Following the footsteps of the Supreme Poet doesn’t just mean walking across the city centre of Ravenna, where he lived, worked, met friends and scholars, but it also means moving away from the city.
Not far away, you will find a wholly different environment, a natural and wild area that the poet himself cherished.
Stretching south of the well-known Basilica of Sant’Apollinare in Classe, the PINE FOREST OF CLASSE is a very suggestive place that preserves a timeless fauna and evokes an unspoilt atmosphere, which enticed the Poet to take long walks across the coastal pine forest.
Landscapes, colours, patches of light and shade, were undoubtedly precious sources of inspiration for an artist in search of impressions and imagery.
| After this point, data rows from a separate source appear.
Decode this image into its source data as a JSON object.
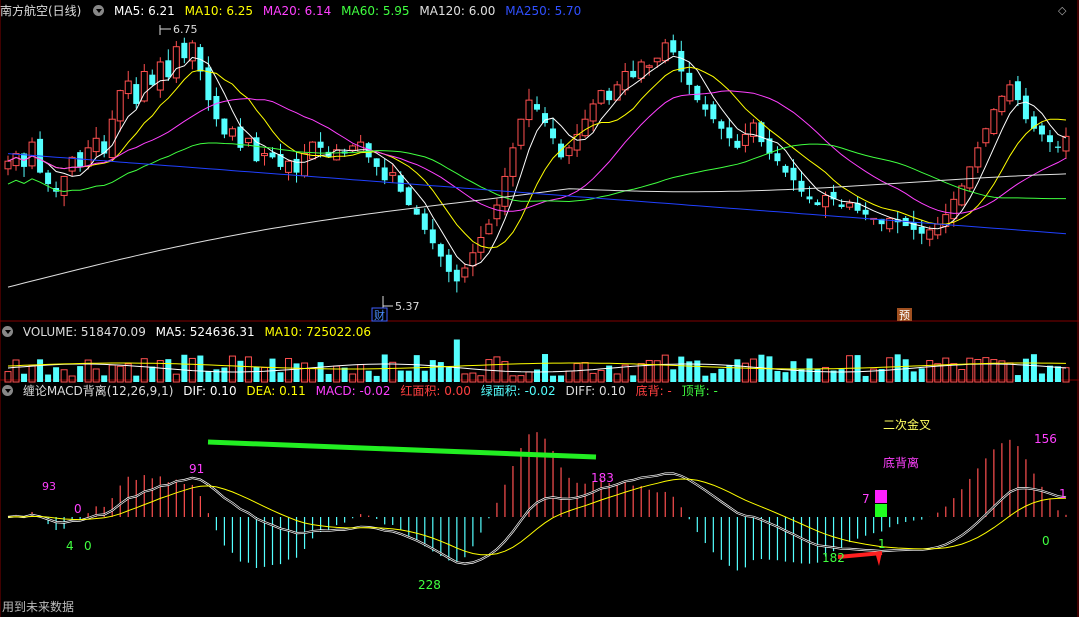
{
  "main_header": {
    "title": "南方航空(日线)",
    "ma5": "MA5: 6.21",
    "ma10": "MA10: 6.25",
    "ma20": "MA20: 6.14",
    "ma60": "MA60: 5.95",
    "ma120": "MA120: 6.00",
    "ma250": "MA250: 5.70"
  },
  "vol_header": {
    "volume": "VOLUME: 518470.09",
    "ma5": "MA5: 524636.31",
    "ma10": "MA10: 725022.06"
  },
  "macd_header": {
    "title": "缠论MACD背离(12,26,9,1)",
    "dif": "DIF: 0.10",
    "dea": "DEA: 0.11",
    "macd": "MACD: -0.02",
    "red_area": "红面积: 0.00",
    "green_area": "绿面积: -0.02",
    "diff": "DIFF: 0.10",
    "bottom_div": "底背: -",
    "top_div": "顶背: -"
  },
  "annotations": {
    "high_label": "6.75",
    "low_label": "5.37",
    "cai_tag": "财",
    "yu_tag": "预",
    "second_cross": "二次金叉",
    "bottom_divergence": "底背离",
    "n91": "91",
    "n183": "183",
    "n228": "228",
    "n156": "156",
    "n182": "182",
    "n0a": "0",
    "n0b": "0",
    "n0c": "0",
    "n4": "4",
    "n1a": "1",
    "n1b": "1",
    "n7": "7",
    "n93": "93"
  },
  "footer": "用到未来数据",
  "colors": {
    "up": "#ff5050",
    "down": "#54ffff",
    "ma5": "#ffffff",
    "ma10": "#ffff00",
    "ma20": "#ff40ff",
    "ma60": "#40ff40",
    "ma120": "#e0e0e0",
    "ma250": "#2040ff"
  },
  "chart_data": {
    "type": "candlestick",
    "series_meta": [
      "MA5",
      "MA10",
      "MA20",
      "MA60",
      "MA120",
      "MA250"
    ],
    "high": 6.75,
    "low": 5.37,
    "last": {
      "ma5": 6.21,
      "ma10": 6.25,
      "ma20": 6.14,
      "ma60": 5.95,
      "ma120": 6.0,
      "ma250": 5.7
    },
    "volume_last": {
      "volume": 518470.09,
      "ma5": 524636.31,
      "ma10": 725022.06
    },
    "macd_last": {
      "dif": 0.1,
      "dea": 0.11,
      "macd": -0.02
    },
    "close": [
      6.08,
      6.12,
      6.05,
      6.18,
      6.02,
      5.96,
      5.92,
      6.0,
      6.1,
      6.05,
      6.15,
      6.2,
      6.12,
      6.3,
      6.45,
      6.5,
      6.38,
      6.55,
      6.48,
      6.6,
      6.52,
      6.68,
      6.62,
      6.7,
      6.55,
      6.4,
      6.3,
      6.22,
      6.25,
      6.15,
      6.2,
      6.08,
      6.12,
      6.1,
      6.05,
      6.08,
      6.02,
      6.12,
      6.18,
      6.15,
      6.1,
      6.14,
      6.12,
      6.16,
      6.18,
      6.1,
      6.05,
      5.98,
      6.02,
      5.92,
      5.85,
      5.8,
      5.72,
      5.65,
      5.58,
      5.5,
      5.45,
      5.52,
      5.6,
      5.68,
      5.75,
      5.85,
      6.0,
      6.15,
      6.3,
      6.4,
      6.35,
      6.28,
      6.2,
      6.1,
      6.15,
      6.22,
      6.3,
      6.38,
      6.45,
      6.4,
      6.48,
      6.55,
      6.52,
      6.6,
      6.58,
      6.62,
      6.7,
      6.65,
      6.55,
      6.48,
      6.4,
      6.35,
      6.3,
      6.25,
      6.2,
      6.15,
      6.22,
      6.28,
      6.18,
      6.12,
      6.08,
      6.02,
      5.98,
      5.92,
      5.88,
      5.85,
      5.9,
      5.88,
      5.84,
      5.86,
      5.82,
      5.8,
      5.78,
      5.75,
      5.78,
      5.76,
      5.74,
      5.72,
      5.7,
      5.72,
      5.75,
      5.8,
      5.88,
      5.95,
      6.05,
      6.15,
      6.25,
      6.35,
      6.42,
      6.48,
      6.4,
      6.3,
      6.25,
      6.22,
      6.18,
      6.15,
      6.21
    ]
  }
}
As a matter of face they proved to be useful material for recreating, in writing, the many descriptions that form the backdrop to the encounters in the Divine Comedy.
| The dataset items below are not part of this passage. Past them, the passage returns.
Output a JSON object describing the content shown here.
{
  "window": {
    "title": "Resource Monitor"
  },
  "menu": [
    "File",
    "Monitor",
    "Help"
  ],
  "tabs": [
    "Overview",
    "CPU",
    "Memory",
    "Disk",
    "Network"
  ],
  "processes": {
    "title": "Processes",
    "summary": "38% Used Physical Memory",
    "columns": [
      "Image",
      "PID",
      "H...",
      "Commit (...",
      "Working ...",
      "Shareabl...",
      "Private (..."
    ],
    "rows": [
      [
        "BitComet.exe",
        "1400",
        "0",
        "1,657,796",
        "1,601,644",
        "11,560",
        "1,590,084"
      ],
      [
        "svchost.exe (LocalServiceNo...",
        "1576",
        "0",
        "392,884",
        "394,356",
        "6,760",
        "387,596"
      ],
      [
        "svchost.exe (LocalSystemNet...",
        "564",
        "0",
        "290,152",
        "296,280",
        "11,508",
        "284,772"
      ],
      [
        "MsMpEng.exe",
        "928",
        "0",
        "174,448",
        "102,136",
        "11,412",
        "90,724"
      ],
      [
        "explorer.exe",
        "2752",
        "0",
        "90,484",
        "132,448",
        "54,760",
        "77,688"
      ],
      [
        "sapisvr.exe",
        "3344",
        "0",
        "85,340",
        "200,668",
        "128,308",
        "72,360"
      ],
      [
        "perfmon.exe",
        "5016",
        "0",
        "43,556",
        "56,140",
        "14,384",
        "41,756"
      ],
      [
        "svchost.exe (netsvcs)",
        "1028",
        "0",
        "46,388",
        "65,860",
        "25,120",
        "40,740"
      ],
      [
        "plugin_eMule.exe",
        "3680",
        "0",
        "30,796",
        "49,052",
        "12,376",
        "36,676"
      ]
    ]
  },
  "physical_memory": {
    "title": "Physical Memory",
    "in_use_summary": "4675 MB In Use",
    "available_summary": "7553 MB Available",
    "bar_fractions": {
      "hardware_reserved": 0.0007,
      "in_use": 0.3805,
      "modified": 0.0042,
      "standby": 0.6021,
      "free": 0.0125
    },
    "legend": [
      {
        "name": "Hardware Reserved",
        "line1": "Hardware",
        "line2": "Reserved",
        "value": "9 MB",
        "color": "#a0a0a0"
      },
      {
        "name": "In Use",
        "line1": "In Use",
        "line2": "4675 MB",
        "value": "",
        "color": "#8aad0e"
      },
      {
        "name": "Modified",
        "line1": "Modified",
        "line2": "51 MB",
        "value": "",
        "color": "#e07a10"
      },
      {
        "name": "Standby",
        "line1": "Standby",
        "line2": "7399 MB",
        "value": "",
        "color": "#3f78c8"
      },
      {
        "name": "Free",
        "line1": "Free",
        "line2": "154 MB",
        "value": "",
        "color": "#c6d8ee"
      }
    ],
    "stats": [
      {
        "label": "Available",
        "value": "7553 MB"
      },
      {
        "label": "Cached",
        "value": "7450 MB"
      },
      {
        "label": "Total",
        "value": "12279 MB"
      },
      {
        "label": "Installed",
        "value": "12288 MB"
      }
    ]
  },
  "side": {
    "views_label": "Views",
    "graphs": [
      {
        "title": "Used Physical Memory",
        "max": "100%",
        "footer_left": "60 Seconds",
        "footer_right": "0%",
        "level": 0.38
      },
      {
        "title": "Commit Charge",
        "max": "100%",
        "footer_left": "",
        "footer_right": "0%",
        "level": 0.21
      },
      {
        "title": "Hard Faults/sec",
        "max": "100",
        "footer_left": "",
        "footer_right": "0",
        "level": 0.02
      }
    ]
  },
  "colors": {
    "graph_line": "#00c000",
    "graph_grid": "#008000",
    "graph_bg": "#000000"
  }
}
In Canto XXVIII of Purgatorio (vv. 1 – 21), Dante writes of the Pine Forest of Classe. On the last day of their mystical journey, the poet and Virgil enter this enchanting forest of Earthly Paradise —as the poet himself writes.
It is a welcoming forest of great beauty, in deep contrast with the dark forest describer in the first canto of Inferno. The air is fresh and light, rich in scents, with a pleasant breeze and birds chirping in perfect harmony.
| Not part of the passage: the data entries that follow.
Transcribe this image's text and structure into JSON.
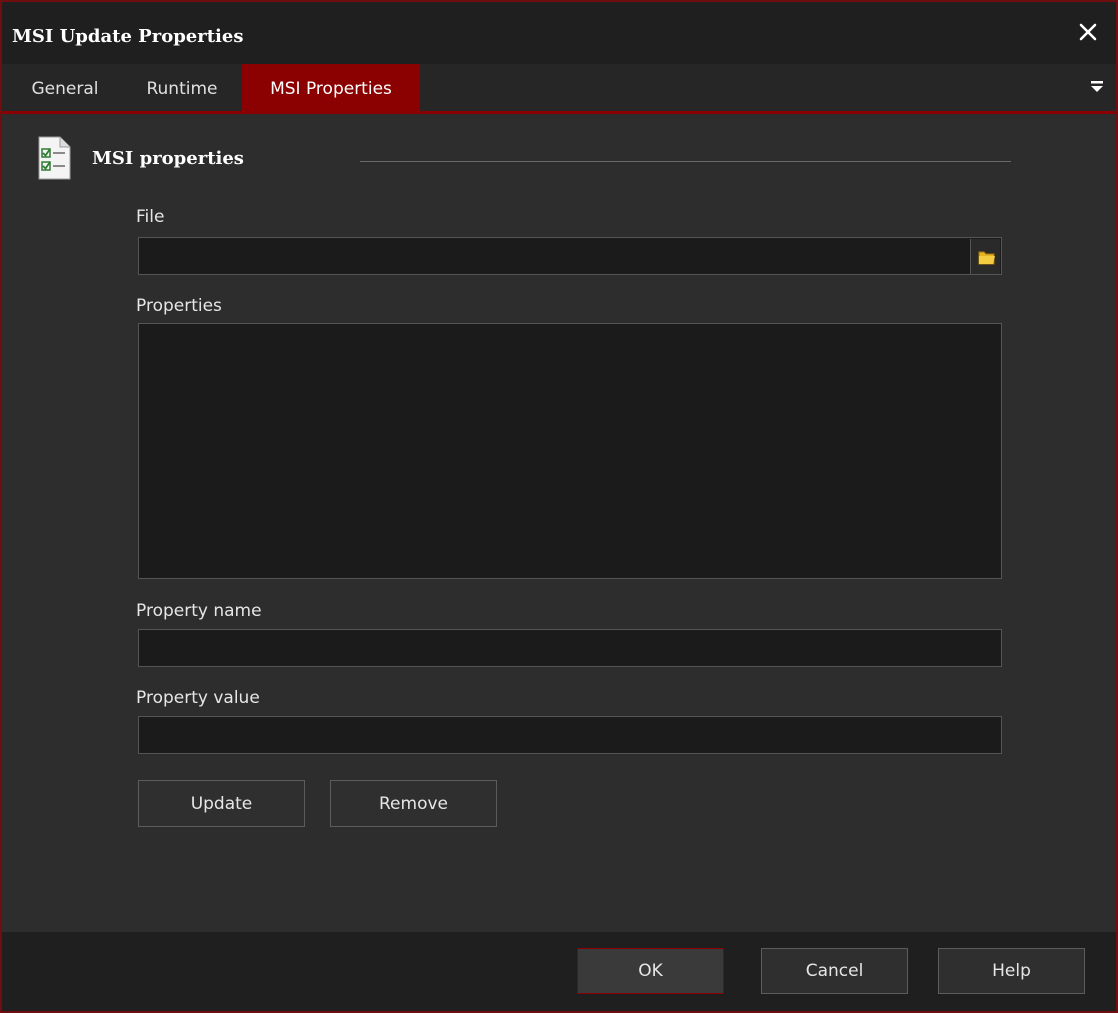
{
  "window": {
    "title": "MSI Update Properties",
    "close_icon": "close-icon",
    "accent_color": "#8b0000",
    "border_color": "#6e0e0e"
  },
  "tabs": [
    {
      "label": "General",
      "active": false
    },
    {
      "label": "Runtime",
      "active": false
    },
    {
      "label": "MSI Properties",
      "active": true
    }
  ],
  "tab_menu_icon": "dropdown-menu-icon",
  "section": {
    "title": "MSI properties",
    "icon": "checklist-document-icon"
  },
  "form": {
    "file_label": "File",
    "file_value": "",
    "browse_icon": "folder-icon",
    "properties_label": "Properties",
    "properties_value": "",
    "property_name_label": "Property name",
    "property_name_value": "",
    "property_value_label": "Property value",
    "property_value_value": ""
  },
  "actions": {
    "update_label": "Update",
    "remove_label": "Remove"
  },
  "footer": {
    "ok_label": "OK",
    "cancel_label": "Cancel",
    "help_label": "Help"
  }
}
Crossing the wood, Dante arrives at a river, where a very beautiful woman is walking. There she is, Matelda, singing and gathering flowers.
Now keen to search within, to search around
that forest – dense, alive with green, divine –
which tempered the new day before my eyes,
Compared to the other woods or forests depicted in literature, the Pine Forest of Classe is maybe the one with the greatest artistic and literary impact; the many quotations by famous poets and writers, written to pay homage to Dante Alighieri, are proof of this.
Giovanni Boccaccio, for instance, set the novella of Nastagio degli Onesti of the Decameron (day V, novella 8) right in this pine forest. Botticelli, on the other hand, portrayed the magic of this forest when painting Boccaccio’s novella.
Poet John Dryden made the Pine Forest of Classe known abroad; Lord Byron galloped through it during his stay in Ravenna; later, the many artists on the Grand Tour and many other scholars, over the centuries, stopped in this enchanted place to pay homage to the Supreme Poet.
Giovanni Pascoli even attempted an impossible feat in his poem L’eroe italico (The Italian Hero), bringing Dante and Garibaldi together.